Decision Date22 December 1893
Citation57 N.W. 117,98 Mich. 228
CourtMichigan Supreme Court
PartiesBLEIL v. DETROIT ST. RY. CO.

Error to circuit court, Wayne county; George S. Hosmer, Judge.

Action by John C. Bleil against the Detroit Street-Railway Company. Judgment for plaintiff. Defendant appeals. Reversed.

Sidney T. Miller, (John C. Donnelly, of counsel,) for appellant.

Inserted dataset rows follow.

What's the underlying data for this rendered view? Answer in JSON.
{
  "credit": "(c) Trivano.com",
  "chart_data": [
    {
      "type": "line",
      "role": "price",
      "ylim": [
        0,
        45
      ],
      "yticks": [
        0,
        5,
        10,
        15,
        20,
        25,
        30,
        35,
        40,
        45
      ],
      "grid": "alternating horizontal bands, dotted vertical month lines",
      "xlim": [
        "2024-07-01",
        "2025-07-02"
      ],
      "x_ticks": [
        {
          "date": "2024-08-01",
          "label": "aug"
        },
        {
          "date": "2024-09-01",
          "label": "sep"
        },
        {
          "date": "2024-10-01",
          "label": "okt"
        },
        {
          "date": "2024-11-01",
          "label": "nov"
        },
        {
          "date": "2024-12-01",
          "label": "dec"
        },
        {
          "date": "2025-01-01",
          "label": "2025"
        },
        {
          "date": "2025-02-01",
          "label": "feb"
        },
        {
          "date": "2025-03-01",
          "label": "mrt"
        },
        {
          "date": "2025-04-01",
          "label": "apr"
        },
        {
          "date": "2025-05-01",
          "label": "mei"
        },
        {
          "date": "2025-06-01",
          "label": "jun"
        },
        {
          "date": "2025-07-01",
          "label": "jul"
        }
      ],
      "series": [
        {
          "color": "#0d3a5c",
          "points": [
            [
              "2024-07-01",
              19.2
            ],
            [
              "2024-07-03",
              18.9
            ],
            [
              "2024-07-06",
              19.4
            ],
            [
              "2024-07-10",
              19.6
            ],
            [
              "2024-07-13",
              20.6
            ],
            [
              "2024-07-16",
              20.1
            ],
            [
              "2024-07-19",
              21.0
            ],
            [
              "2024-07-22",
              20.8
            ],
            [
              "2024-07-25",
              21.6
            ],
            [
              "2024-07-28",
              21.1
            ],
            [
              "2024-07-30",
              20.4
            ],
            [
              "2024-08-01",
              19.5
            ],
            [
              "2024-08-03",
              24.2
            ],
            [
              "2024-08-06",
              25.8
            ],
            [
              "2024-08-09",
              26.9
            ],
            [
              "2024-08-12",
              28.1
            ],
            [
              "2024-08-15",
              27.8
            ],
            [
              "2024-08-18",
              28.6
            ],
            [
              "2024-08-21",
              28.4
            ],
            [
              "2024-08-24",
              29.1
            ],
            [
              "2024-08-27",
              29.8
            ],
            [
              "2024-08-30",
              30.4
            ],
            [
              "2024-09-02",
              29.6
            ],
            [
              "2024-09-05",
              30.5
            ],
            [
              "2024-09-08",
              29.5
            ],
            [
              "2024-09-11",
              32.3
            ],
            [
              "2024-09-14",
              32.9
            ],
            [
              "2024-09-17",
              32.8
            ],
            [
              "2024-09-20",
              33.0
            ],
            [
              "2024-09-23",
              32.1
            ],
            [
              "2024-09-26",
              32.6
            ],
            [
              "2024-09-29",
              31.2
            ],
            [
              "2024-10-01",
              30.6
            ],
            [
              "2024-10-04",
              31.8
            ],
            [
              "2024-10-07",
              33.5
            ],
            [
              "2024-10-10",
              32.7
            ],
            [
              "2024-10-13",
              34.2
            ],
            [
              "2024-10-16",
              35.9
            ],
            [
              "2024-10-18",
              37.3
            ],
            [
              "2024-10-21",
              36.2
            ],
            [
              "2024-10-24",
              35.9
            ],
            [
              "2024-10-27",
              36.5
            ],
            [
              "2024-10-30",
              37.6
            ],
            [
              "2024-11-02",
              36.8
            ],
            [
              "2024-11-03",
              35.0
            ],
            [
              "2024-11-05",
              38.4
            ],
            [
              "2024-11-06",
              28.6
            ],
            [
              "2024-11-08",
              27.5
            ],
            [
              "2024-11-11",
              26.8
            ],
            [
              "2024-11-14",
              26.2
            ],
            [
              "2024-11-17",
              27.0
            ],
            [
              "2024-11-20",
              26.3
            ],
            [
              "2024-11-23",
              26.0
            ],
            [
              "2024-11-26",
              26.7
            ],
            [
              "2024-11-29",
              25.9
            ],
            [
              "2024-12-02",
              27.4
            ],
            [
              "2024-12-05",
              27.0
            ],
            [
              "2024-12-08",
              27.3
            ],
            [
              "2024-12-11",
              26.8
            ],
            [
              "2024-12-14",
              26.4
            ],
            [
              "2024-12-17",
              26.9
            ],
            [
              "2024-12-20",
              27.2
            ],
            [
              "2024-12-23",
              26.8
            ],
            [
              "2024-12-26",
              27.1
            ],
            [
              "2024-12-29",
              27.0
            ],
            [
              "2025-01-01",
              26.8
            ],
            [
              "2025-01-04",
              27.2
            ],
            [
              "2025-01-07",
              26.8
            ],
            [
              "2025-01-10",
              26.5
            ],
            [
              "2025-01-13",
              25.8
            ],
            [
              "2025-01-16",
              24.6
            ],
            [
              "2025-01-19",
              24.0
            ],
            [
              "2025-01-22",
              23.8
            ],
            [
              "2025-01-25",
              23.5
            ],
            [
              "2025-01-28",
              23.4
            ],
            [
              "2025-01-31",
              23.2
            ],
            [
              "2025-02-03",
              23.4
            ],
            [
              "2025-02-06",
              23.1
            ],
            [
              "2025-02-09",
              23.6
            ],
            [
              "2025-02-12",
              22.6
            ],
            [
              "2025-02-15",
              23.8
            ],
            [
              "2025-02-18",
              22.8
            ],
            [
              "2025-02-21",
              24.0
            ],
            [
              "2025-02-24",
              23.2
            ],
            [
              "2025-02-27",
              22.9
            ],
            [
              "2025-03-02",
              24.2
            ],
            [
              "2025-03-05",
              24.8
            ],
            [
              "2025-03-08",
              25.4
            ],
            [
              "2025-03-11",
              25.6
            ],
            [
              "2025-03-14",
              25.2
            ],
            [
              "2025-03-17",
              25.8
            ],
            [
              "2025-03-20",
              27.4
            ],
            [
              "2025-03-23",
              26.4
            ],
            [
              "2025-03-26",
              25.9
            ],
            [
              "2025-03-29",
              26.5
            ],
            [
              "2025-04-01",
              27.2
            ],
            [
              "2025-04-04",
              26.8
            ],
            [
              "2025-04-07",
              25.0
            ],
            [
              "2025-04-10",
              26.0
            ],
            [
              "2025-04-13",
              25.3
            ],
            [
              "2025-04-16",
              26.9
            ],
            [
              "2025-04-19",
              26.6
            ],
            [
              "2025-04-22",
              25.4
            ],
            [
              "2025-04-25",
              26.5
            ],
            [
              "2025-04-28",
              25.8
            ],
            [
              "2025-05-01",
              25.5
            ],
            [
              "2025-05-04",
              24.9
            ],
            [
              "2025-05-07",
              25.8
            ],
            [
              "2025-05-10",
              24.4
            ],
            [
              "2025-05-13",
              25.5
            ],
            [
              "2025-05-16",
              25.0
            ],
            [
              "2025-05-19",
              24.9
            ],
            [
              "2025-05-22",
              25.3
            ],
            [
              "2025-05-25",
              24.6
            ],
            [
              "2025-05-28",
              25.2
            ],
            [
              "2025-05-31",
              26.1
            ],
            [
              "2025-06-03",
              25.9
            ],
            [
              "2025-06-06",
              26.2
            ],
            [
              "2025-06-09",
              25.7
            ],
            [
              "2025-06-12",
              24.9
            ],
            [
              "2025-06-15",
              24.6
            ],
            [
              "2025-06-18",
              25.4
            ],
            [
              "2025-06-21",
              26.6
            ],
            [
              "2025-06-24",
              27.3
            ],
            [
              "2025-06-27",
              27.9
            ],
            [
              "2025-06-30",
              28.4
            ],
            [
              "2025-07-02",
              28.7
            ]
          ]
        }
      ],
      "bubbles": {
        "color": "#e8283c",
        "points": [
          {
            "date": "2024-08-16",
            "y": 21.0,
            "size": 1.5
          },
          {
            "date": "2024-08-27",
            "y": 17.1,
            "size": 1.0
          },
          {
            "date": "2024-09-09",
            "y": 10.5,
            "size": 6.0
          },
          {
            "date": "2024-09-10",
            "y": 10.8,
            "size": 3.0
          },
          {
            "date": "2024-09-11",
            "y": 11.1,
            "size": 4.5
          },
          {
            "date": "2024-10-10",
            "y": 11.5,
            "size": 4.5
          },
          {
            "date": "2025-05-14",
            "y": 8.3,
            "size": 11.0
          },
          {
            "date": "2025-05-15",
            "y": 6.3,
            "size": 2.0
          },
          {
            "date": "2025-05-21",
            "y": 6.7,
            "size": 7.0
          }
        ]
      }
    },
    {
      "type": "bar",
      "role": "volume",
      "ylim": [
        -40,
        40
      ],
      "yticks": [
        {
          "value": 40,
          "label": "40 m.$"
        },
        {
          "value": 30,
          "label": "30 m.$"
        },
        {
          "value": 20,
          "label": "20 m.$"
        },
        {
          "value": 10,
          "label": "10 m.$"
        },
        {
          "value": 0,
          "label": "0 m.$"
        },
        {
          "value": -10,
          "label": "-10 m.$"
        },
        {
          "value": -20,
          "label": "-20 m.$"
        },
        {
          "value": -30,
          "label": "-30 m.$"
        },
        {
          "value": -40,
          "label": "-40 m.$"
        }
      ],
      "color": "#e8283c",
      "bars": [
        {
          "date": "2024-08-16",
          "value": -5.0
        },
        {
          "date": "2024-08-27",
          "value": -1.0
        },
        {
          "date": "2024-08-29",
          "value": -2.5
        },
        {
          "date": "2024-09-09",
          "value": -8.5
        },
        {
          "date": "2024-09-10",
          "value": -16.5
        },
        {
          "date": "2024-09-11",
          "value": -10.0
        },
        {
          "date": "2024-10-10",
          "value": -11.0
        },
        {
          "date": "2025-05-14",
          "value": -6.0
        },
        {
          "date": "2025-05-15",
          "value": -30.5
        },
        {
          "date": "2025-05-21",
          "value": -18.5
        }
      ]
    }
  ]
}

John G. Hawley, for appellee.

GRANT, J., (after stating the facts.)

We think the circuit court was in error. The proximate cause of the injury was the frightening and running away of the horse. Whether the defendant was guilty of negligence we need not determine. Ample room was left in the street for the passage of vehicles in the ordinary manner while under the control of their drivers. This is not a case where a horse merely shies or starts, and for the moment is not under control, which was the case in Langworthy v. Township of Green, (Mich.) 54 N.W. 697. The accident was not the natural and probable result of piling the rails in the street close to the curb, but of the fright of the horse. The proximate, and not the remote, cause controls in such cases in this state. Beall v. Township of Athens, 81 Mich. 530, 45 N.W. 1014; St. Clair Mineral Springs Co. v. City of St. Clair, (Mich.) 56 N.W. 18. This is also the rule in other states. Moss v. City of Burlington, 60 Iowa, 438, 15 N.W. 267; Worrilow v. Upper Chichester Tp., 149 Pa. St. 40, 24 A. 85; Kieffer v. Borough of Hummelstown, (Pa. Sup.) 24 A. 1060; Perkins v. Fayette, 68 Me. 152; Fogg v. Nahant, 106 Mass. 278. See, also, Houfe v. Fulton, 29 Wis. 296, where the principle is discussed. Judgment reversed, and no new trial ordered. The other justices concurred.